Biomaterial Interfaces Poster Session

Thursday, November 13, 2014 6:00 PM in Room Hall D

BI-ThP-2 Electroassembled Cell Populations in Microfluidic Gradient Generators for Biomolecule Screening
Chris Wolfram (University of Maryland, College Park); Xiaolong Luo (The Catholic University of America); Hsuan-Chen Wu, Chen-Yu Tsao, Min Guo, Gary Rubloff, William Bentley, Herman Sintim (University of Maryland, College Park)

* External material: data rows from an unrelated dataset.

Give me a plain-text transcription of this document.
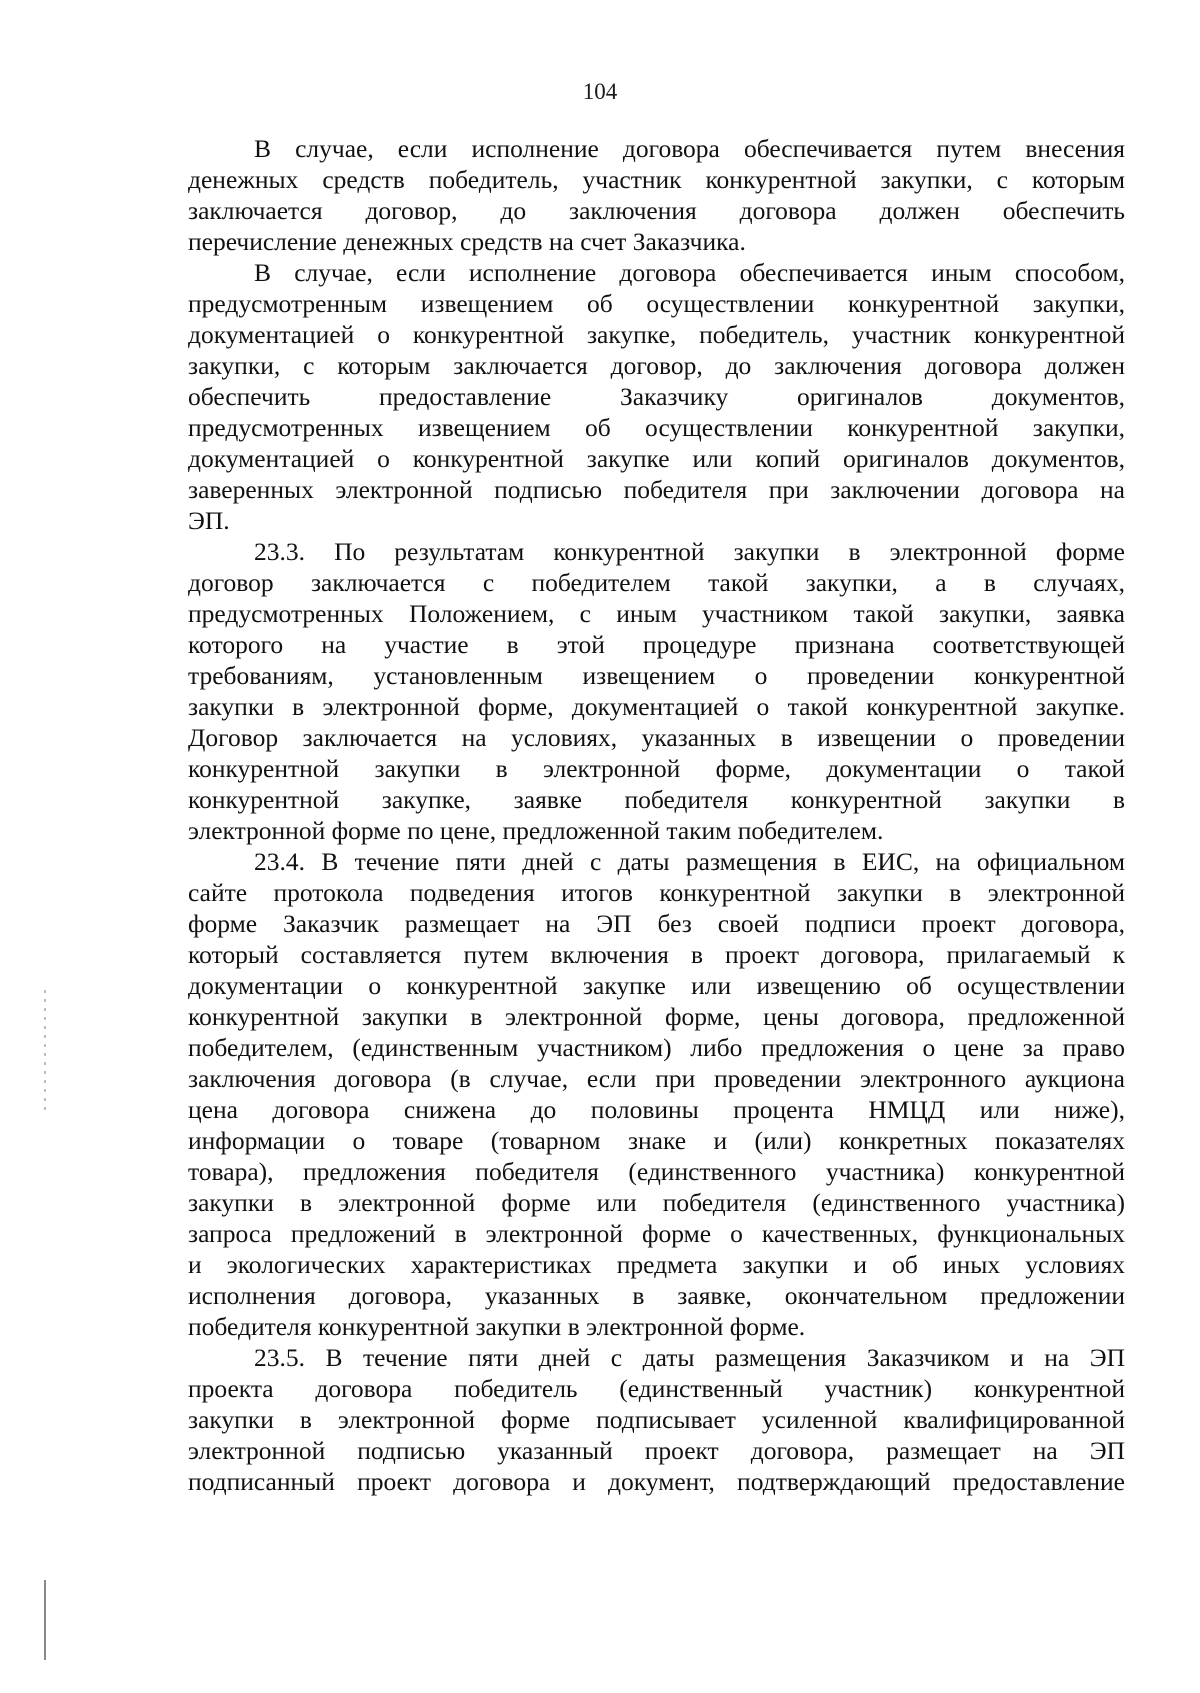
104
В случае, если исполнение договора обеспечивается путем внесения
денежных средств победитель, участник конкурентной закупки, с которым
заключается договор, до заключения договора должен обеспечить
перечисление денежных средств на счет Заказчика.
В случае, если исполнение договора обеспечивается иным способом,
предусмотренным извещением об осуществлении конкурентной закупки,
документацией о конкурентной закупке, победитель, участник конкурентной
закупки, с которым заключается договор, до заключения договора должен
обеспечить предоставление Заказчику оригиналов документов,
предусмотренных извещением об осуществлении конкурентной закупки,
документацией о конкурентной закупке или копий оригиналов документов,
заверенных электронной подписью победителя при заключении договора на
ЭП.
23.3. По результатам конкурентной закупки в электронной форме
договор заключается с победителем такой закупки, а в случаях,
предусмотренных Положением, с иным участником такой закупки, заявка
которого на участие в этой процедуре признана соответствующей
требованиям, установленным извещением о проведении конкурентной
закупки в электронной форме, документацией о такой конкурентной закупке.
Договор заключается на условиях, указанных в извещении о проведении
конкурентной закупки в электронной форме, документации о такой
конкурентной закупке, заявке победителя конкурентной закупки в
электронной форме по цене, предложенной таким победителем.
23.4. В течение пяти дней с даты размещения в ЕИС, на официальном
сайте протокола подведения итогов конкурентной закупки в электронной
форме Заказчик размещает на ЭП без своей подписи проект договора,
который составляется путем включения в проект договора, прилагаемый к
документации о конкурентной закупке или извещению об осуществлении
конкурентной закупки в электронной форме, цены договора, предложенной
победителем, (единственным участником) либо предложения о цене за право
заключения договора (в случае, если при проведении электронного аукциона
цена договора снижена до половины процента НМЦД или ниже),
информации о товаре (товарном знаке и (или) конкретных показателях
товара), предложения победителя (единственного участника) конкурентной
закупки в электронной форме или победителя (единственного участника)
запроса предложений в электронной форме о качественных, функциональных
и экологических характеристиках предмета закупки и об иных условиях
исполнения договора, указанных в заявке, окончательном предложении
победителя конкурентной закупки в электронной форме.
23.5. В течение пяти дней с даты размещения Заказчиком и на ЭП
проекта договора победитель (единственный участник) конкурентной
закупки в электронной форме подписывает усиленной квалифицированной
электронной подписью указанный проект договора, размещает на ЭП
подписанный проект договора и документ, подтверждающий предоставление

Laminar flow at the microscale has led to the development of novel new methods for the generation of stable, highly controllable gradients in microfluidic devices. These well-characterized devices have enabled the study of bacterial behavior in complex microenvironments, as well as quantifying the strength of their response to varying concentrations of small molecules. However, flow-based gradient generators subject bacterial cells to shear stress which can attenuate any observed response and make single cell tracking difficult. Static gradient generators eliminate this effect, but the established gradient decays as a function of time due to diffusion. Entrapping cell populations in hydrogels protect them from turbulent environmental conditions, allowing for the use of flow. Additionally, spatially constraining these cells in an array subjects individual cells to the same local concentration without continual gradient deterioration.

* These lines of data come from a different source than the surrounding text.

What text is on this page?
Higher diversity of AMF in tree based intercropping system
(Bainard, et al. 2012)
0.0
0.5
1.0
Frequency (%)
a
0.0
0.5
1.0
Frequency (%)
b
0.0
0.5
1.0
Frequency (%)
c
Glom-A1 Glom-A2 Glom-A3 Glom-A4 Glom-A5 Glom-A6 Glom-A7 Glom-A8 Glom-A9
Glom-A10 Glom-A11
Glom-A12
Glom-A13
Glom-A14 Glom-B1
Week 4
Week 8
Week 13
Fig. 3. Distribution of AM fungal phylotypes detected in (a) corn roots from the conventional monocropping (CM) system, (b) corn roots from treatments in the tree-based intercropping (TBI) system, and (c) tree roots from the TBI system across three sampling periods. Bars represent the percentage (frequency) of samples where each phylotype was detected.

The use of electroaddressable hydrogels has been previously demonstrated as a platform for biofabricating “model biofilms.” Entrapping populations of E. coli in these stimuli-responsive polysaccharide hydrogels enables bacterial signaling interrogation in microfluidic environments with high precision. This technique is integrated within a flow-based microfluidic gradient generator as a device for probing the comparative effects of signaling molecules and nutrients on E. coli. The entrapped cells express fluorescent proteins when exposed to a molecule of interest, dependent on the concentration of this molecule. This platform is used for screening the effects of several small molecules on bacterial populations through expression of fluorescent proteins, while mitigating interference from flow-based shear stress or gradient-flattening from diffusion. A concentration-dependent fluorescent response to the interkingdom signaling molecule Autoinducer-2 is demonstrated.